8.3 Both parties agree that this Agreement is the complete and exclusive statement of the mutual understanding of the parties and supersedes and cancels all previous written and oral agreements, communications and other understandings relating to the subject matter of this Agreement, and that all waivers and modifications must be in a writing signed by both parties, except as otherwise provided herein.
8.4 No agency, partnership, joint venture, or employment is created as a result of this Agreement and a party does not have any authority of any kind to bind the other party in any respect whatsoever.
8.5 Creator acknowledges that any unauthorized use of the Platform will cause irreparable harm and injury to Company for which there is no adequate remedy at law. In addition to all other remedies available under this Agreement, at law or in equity, Creator further agrees that Company will be entitled to injunctive relief in the event Creator uses the Platform in violation of the limited license granted herein or uses the Platform in any way not expressly permitted by this Agreement.
8.6 All notices under this Agreement will be in writing and sent to the recipient's address set forth above and will be deemed to have been duly given when received, if personally delivered; when receipt is electronically confirmed, if transmitted by facsimile or email; the day after it is sent, if sent for next day delivery by recognized overnight delivery service; and upon receipt, if sent by certified or registered mail, return receipt requested.
8.7 Each party agrees that it will not, without prior written consent of the other, issue a press release regarding their business relationship.
8.8 All uses in this Agreement of “including” and similar terms will be interpreted to mean “including without limitation.”

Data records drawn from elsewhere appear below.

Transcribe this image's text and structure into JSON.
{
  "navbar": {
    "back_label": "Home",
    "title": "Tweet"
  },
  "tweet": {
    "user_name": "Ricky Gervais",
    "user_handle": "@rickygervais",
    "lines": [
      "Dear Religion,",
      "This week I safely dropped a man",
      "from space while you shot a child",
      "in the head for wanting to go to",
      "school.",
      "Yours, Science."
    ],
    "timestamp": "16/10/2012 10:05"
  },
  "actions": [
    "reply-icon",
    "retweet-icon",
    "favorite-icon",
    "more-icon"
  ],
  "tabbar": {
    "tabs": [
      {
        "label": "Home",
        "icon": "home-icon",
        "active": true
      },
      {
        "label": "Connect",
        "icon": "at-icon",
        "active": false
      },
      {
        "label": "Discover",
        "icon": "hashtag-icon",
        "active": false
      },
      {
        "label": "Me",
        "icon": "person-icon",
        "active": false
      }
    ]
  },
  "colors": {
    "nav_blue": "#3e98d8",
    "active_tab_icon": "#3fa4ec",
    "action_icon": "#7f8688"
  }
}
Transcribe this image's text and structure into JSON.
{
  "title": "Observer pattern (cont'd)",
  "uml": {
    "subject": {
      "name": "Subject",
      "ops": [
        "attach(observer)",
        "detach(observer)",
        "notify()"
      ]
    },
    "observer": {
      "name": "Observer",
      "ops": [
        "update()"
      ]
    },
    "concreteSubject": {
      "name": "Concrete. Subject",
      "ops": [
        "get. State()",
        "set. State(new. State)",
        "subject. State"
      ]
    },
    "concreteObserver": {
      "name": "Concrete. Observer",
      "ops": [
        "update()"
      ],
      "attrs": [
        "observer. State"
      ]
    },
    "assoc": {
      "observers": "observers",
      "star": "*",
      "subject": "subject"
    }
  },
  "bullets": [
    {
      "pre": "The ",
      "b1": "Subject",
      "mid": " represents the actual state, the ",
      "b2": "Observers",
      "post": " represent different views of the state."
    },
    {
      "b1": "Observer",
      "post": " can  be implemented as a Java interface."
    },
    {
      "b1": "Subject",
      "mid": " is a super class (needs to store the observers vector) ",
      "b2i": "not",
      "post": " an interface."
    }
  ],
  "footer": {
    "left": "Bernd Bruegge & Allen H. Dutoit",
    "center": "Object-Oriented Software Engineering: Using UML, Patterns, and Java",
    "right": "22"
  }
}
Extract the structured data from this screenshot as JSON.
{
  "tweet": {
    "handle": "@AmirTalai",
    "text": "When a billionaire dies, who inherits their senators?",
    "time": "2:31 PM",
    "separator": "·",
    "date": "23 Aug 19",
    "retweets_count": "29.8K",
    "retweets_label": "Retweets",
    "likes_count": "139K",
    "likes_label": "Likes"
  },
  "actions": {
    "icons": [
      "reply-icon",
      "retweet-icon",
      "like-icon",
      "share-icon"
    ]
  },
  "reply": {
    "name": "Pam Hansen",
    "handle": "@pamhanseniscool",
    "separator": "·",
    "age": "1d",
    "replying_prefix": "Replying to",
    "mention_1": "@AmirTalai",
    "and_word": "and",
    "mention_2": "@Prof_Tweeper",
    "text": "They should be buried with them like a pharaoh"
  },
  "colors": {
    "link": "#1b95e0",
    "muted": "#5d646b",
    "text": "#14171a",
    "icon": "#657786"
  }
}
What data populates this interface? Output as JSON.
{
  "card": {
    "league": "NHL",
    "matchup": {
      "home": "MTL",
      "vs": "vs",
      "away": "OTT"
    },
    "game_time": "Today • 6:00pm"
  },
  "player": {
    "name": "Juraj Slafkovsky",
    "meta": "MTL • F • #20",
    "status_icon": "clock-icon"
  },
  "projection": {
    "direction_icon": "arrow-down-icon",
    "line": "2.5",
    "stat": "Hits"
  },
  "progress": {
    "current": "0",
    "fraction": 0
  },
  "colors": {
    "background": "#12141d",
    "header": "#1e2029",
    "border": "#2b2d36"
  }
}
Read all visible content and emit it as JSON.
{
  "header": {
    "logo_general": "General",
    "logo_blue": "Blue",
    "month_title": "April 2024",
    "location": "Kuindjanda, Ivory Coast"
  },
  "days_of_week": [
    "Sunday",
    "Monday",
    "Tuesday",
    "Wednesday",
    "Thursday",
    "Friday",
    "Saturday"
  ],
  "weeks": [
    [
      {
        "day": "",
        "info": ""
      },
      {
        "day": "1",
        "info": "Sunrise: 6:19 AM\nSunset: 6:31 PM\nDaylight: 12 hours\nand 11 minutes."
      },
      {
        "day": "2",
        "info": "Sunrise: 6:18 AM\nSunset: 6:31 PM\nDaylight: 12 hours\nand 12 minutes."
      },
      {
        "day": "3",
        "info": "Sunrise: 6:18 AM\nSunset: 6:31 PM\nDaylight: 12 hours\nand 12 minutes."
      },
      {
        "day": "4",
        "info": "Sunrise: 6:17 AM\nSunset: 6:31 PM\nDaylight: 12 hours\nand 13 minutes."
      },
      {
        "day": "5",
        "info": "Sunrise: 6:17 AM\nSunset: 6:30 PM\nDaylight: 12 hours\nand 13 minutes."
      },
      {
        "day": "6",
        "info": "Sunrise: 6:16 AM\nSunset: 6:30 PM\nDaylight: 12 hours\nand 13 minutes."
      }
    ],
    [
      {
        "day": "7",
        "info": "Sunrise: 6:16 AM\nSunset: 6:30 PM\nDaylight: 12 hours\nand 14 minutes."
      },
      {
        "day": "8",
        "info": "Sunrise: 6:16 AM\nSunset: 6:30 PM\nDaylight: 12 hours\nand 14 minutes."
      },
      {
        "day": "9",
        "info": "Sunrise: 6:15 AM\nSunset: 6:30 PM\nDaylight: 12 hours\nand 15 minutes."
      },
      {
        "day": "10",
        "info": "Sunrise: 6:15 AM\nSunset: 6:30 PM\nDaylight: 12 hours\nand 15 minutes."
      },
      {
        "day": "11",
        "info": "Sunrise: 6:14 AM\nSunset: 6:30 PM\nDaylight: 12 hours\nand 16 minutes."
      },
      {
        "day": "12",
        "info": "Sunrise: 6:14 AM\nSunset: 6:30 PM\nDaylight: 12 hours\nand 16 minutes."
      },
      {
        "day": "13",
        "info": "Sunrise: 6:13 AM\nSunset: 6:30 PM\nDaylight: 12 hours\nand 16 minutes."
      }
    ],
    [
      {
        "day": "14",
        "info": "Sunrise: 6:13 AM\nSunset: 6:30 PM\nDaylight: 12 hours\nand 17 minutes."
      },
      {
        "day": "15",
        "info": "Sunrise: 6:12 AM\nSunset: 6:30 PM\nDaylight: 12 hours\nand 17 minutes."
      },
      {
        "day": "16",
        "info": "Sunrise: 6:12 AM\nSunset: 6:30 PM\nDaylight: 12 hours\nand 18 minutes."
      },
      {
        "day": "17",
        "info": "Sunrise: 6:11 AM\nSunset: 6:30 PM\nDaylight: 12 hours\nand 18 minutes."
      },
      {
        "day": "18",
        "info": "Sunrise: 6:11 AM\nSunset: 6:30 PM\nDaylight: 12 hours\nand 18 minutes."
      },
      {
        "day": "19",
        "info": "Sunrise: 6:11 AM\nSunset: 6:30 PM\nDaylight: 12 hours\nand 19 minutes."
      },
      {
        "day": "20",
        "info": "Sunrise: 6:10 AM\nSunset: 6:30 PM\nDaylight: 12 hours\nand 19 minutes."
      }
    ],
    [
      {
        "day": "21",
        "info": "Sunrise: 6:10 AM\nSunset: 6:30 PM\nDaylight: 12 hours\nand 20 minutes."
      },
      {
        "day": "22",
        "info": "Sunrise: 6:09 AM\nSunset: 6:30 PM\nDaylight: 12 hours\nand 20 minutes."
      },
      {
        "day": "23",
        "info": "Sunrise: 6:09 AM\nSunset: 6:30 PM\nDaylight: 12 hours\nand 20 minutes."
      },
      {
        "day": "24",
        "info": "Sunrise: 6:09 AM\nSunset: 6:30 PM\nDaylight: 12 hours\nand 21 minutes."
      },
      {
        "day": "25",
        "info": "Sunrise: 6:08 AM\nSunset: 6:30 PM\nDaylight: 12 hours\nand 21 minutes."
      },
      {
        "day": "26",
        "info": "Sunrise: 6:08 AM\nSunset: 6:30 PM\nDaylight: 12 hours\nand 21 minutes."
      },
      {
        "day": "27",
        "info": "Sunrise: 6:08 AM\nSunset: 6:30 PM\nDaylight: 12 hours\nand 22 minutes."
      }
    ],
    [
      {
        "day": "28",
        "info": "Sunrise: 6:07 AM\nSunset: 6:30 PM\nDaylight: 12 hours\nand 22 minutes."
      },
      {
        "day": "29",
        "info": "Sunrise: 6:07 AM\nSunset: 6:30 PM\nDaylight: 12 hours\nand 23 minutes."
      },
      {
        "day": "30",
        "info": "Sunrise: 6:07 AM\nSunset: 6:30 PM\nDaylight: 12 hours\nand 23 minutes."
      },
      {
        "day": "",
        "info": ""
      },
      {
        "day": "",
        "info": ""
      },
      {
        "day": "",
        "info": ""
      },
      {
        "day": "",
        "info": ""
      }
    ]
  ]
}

8.9 Each party will be excused from performance for any period during which, and to the extent that, it is prevented from performing any obligation or service, in whole or in part, as a result of a cause beyond its reasonable control and without its fault or negligence, including, but not limited to, acts of God, acts of war, epidemics, fire, communication line failures, power failures, earthquakes, floods, blizzard, or other natural disasters (but excluding failure caused by a party's financial condition or any internal labor problems (including strikes, lockouts, work stoppages or slowdowns, or the threat thereof)) (a “Force Majeure Event”). Delays in performing obligations due to a Force Majeure Event will automatically extend the deadline for performing such obligations for a period equal to the duration of such Force Majeure Event. Except as otherwise agreed upon by the parties in writing, in the event such non-performance continues for a period of thirty (30) days or more, the party not affected by the Force Majeure Event may terminate this Agreement by giving written notice thereof to the other party. Upon the occurrence of any Force Majeure Event, the affected party will give the other party written notice thereof as soon as reasonably practicable of its failure of performance, describing the cause and effect of such failure, and the anticipated duration of its inability to perform.
8.10 This Agreement will be governed by the laws of the State of California without regard to its conflict of laws provisions. For all disputes relating to this Agreement, each party submits to the exclusive jurisdiction of the courts located in San Francisco County, California and waives any jurisdictional, venue, or inconvenient forum objections to such courts.